Così dice il maggior fornitore di aforismi e frasi a effetto del web. Albert Einstein.

Come ha ragione.

Abdichiamo ad esprimerci su temi cruciali; per esempio che cosa è classificabile come vita ce lo devono dire gli esperti. E per questo ci troviamo in un ‘epoca che va cianciando di qualità della vita, di vite degne di essere vissute, di diritto a morire, di danni inflitti a persone Down perché non le abbiamo abortite.

Ci troviamo abbastanza facilmente riforniti di conoscenze scientifiche o pseudo tali , soprattutto mediche e tecniche e vagheggiamo di applicarle alle nostre e altrui vite. Molti non solo vagheggiano ma per la presenza di persone e leggi scellerate possono persino applicarle. Tutto presentato come azione orientata al bene della persona. Ma né bene, né persona hanno più il significato che devono avere. La definizione di bene è un involucro linguistico che ormai significa altro. Significa funzionale o peggio funzionante. E la persona è un animale evoluto, particolarmente dotato dal punto di vista cognitivo. Se è così, ed è così ahinoi, nelle nostre società che mi sembrano impazzite, il vero motore delle nostre azioni diventa la ricerca del massimo piacere e la fuga del dolore. Il verbo sovrano è usare. Che si estende a tutto. Uso le persone, tutte, a partire da me come mezzo di piacere. È una premessa larga, di considerazioni generali ma poi vedo storie vere  che si spiegano solo come pieces teatrali sul palcoscenico che questo tipo di pensiero ha generato. Ho letto su avvenire una storia. Un breve spaventoso estratto di una storia che è sicuramente più profonda e ricca.

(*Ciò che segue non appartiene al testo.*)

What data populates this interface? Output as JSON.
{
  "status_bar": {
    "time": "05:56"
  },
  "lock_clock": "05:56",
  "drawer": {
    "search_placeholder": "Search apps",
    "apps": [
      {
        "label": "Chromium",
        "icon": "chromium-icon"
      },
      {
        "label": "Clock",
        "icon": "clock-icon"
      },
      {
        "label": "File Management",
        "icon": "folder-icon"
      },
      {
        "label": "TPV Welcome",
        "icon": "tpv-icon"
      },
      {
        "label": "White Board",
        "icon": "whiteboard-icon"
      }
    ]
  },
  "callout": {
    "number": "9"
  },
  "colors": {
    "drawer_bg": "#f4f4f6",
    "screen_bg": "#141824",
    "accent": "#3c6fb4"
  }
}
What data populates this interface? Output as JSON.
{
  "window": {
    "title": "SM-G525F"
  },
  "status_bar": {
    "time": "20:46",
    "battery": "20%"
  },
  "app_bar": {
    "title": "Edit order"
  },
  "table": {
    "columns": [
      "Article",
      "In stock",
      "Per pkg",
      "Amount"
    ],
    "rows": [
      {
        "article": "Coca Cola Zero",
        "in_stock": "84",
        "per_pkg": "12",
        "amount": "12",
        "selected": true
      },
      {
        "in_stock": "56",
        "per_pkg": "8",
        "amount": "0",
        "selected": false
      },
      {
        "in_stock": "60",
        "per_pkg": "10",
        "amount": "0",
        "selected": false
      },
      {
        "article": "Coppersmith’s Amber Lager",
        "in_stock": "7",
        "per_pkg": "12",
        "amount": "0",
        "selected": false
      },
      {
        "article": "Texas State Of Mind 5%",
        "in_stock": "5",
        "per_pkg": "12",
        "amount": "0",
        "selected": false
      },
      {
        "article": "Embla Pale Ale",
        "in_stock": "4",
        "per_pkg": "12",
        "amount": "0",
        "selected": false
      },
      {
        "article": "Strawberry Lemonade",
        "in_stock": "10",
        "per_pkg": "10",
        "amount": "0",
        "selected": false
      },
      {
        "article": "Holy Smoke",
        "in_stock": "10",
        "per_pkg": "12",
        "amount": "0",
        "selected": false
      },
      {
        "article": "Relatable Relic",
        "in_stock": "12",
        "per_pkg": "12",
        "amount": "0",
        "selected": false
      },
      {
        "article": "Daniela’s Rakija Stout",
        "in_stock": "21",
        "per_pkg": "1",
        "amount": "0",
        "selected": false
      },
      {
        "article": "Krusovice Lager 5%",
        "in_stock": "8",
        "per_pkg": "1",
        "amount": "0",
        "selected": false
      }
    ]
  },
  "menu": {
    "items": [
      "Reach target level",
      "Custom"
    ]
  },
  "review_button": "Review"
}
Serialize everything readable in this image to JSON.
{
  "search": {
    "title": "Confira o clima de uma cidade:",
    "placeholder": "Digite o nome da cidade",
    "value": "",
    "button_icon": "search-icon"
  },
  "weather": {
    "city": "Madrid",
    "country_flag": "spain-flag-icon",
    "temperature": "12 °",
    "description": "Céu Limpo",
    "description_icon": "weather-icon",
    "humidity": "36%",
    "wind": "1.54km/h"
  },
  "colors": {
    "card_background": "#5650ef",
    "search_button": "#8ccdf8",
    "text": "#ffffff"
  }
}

(Da Avvenire.it, Elisabetta Del Soldato, 7 gennaio 2016)

«Charley non può parlare o camminare, è cieca e incapace di controllare i movimenti del corpo. I genitori, Jenn e Mark, riescono a capirla solo dai gemiti e dagli spasmi muscolari del viso e il loro timore è sempre stato che una volta cresciuta Charley avrebbe “sofferto in un corpo troppo grande per lei”, che sarebbe finita a letto per sempre con elevate difficoltà di assistenza.

La prima volta che la coppia ha sentito parlare di “arresto della crescita” era il 2006 quando una rivista medica statunitense ha pubblicato la storia di Ashley, una bambina con gravi disabilità di Seattle sottoposta a un intervento chirurgico e farmacologico per fermarne la crescita. Aveva nove anni e la capacità cognitiva di una neonata di tre mesi. “Quando sentimmo di Ashley – hanno detto recentemente alla stampa i coniugi Hooper – ci tornò la speranza. Se Charley fosse rimasta piccola la vita sarebbe stata molto più facile per lei, avremmo potuto continuare a portarla fuori e non avrebbe rischiato di finire presto confinata in un letto”. »

Alla fine ce l’hanno fatta, nonostante il divieto della commissione etica del parlamento neozelandese. Si sono rivolti altrove.

Non giudico i cuori, ma i fatti, quelli che vedo sì.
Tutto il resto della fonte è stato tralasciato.